Adventures in LauraLand

Welcome to LauraLand. This blog documents my time living & working on the Thai-Burma border. The accounts on these pages are true & offer you, dear reader, the opportunity to be exposed to something likely foreign to your daily life. I encourage you to share this blog with others & thus do your part to carry the message of the inequity & human rights abuses that occur in such faraway lands like Burma. Thanks to AJWS & their support for my wanderings. Cheers to adventures and world change...

Wednesday, February 21, 2007

Cats Gone A-Missin'

Sometimes the animal world is a mirror onto humans. Take my kitties and the neighboring dog for example. The powerful, entitled black pitbull comes rambling down the street and the kittens slink backwards, hair raised, to hide in the shadows of our house. While they may be smarter, cuter, fluffier than the dog, they are less powerful, and this is what causes their retreat. Their hair stands on end until the dog is well away in the distance, terrorizing some other poor neighborhood pet.

* * *

It feels like life here is a roller coaster that tops off in the heavens and reaches its lows in the sweaty craters of hell. The ride is short, too, often reaching its highs and lows in the span of just a few hours. At times I am so alive, smiling broadly as I lip-synch to 10-year-old Spice Girl tunes, teach, or do my part in a struggle for human rights in this little part of the earth. And other times I just feel pain- a deep, slow twisting thing in my heart- a pain endured by my friends and students here daily.
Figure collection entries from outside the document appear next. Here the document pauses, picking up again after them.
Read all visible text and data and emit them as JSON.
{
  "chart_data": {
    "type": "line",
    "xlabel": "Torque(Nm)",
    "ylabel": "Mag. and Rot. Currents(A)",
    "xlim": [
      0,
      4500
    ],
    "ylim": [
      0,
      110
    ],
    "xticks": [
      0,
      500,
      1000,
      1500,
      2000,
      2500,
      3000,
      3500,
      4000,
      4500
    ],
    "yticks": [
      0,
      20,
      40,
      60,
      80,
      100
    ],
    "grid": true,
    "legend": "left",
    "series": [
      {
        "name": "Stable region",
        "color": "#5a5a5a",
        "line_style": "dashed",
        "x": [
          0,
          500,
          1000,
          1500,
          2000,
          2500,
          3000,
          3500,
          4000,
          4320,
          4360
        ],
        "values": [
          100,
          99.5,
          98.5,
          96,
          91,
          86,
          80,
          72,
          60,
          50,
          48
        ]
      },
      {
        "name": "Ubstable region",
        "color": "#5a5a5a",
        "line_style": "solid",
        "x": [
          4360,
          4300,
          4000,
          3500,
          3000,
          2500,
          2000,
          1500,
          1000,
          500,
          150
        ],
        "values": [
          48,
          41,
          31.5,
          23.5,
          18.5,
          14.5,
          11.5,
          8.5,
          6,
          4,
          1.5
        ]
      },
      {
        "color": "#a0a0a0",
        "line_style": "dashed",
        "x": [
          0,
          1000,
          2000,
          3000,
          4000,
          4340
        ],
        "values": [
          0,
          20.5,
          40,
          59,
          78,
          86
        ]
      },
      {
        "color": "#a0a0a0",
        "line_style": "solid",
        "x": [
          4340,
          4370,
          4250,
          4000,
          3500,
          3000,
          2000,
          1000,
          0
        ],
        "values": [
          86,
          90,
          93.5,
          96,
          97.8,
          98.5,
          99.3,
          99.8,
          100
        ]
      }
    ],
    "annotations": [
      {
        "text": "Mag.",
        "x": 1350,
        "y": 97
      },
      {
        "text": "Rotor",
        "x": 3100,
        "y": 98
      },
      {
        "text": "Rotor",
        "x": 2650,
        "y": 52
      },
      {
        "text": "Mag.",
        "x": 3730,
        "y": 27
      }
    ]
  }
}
I should start off by saying that my impending departure from Sangkhla and my students has not only turned my emotions to something I wear on my sleeve, but has also thrown the reality of the situation in Burma smack-dab in front of my eyes; I am no longer allowed to imagine away their stories of forced labor, money shortages, and abuses by the notorious military regime. They’re going back and the circumstances under which they live remain the same as when they left.

The precariousness of life on the border has also been underscored by a series of disheartening events which have recently occurred, including the murder of a monk, a visit to our office of a man spouting off racist remarks and threatening the security of my students, and a bomb explosion during Mon National Day festivities.

Despite being a western girl who grew up with plenty of human rights and security to which I can return at the drop of a hat, these events don’t roll off me as easily as I wish. Indeed, I now notice myself speaking in small voices when talking about human rights, wondering why my neighbor tore down his fence by only my window (just here, why nowhere else?!), and looking suspiciously at those who are sitting in the tea shop next to me before sharing my daily news with a friend. There’s an undertone of anxiety, a slow drip-drop of fear propagated by those in positions of power (established through law or violence). For people running from oppression, this is a daily reality.

* * *

Last week, our kittens upped and went missing. We searched for the duo, pitching our voices high to create the Burmese “here kitty kitty kitty” equivalent (“mee mee mee mee”). We questioned the neighbors, developed theories of the man next door poisoning them due to their threat to his chickens, and contemplated the likely possibility that some nomadic folk stole the pair and cooked them up for dinner.

It turned out the answer was literally in our own backyard, discovered by a student who ventured down our hill to retrieve some vegetables for dinner. Hand in hand with another student I climbed through the pineapple bushes to see for myself what I had feared after those first catless nights. There it was: a dead cat corpse, ants crawling and flies swarming. On its body were marks of a dog attack, presumably that of the goliath next door. While that toxic smell and the initial heart sinking hurt, I realized later that this was not what frightened me so about this image. No, these memories would dissolve as the days passed. What would not dissolve, however, was the reminder of the lot of the powerful versus the powerless, the tyrant in his show of strength against those he can oppress. My expression soured as I turned to walk up the hill and the image of my cat-- helpless, dead, weak-- imprinted itself on my mind. One last view of him revealed small paws covering light green eyes a vain attempt to obscure the pain and to alleviate the fear. I hope it worked.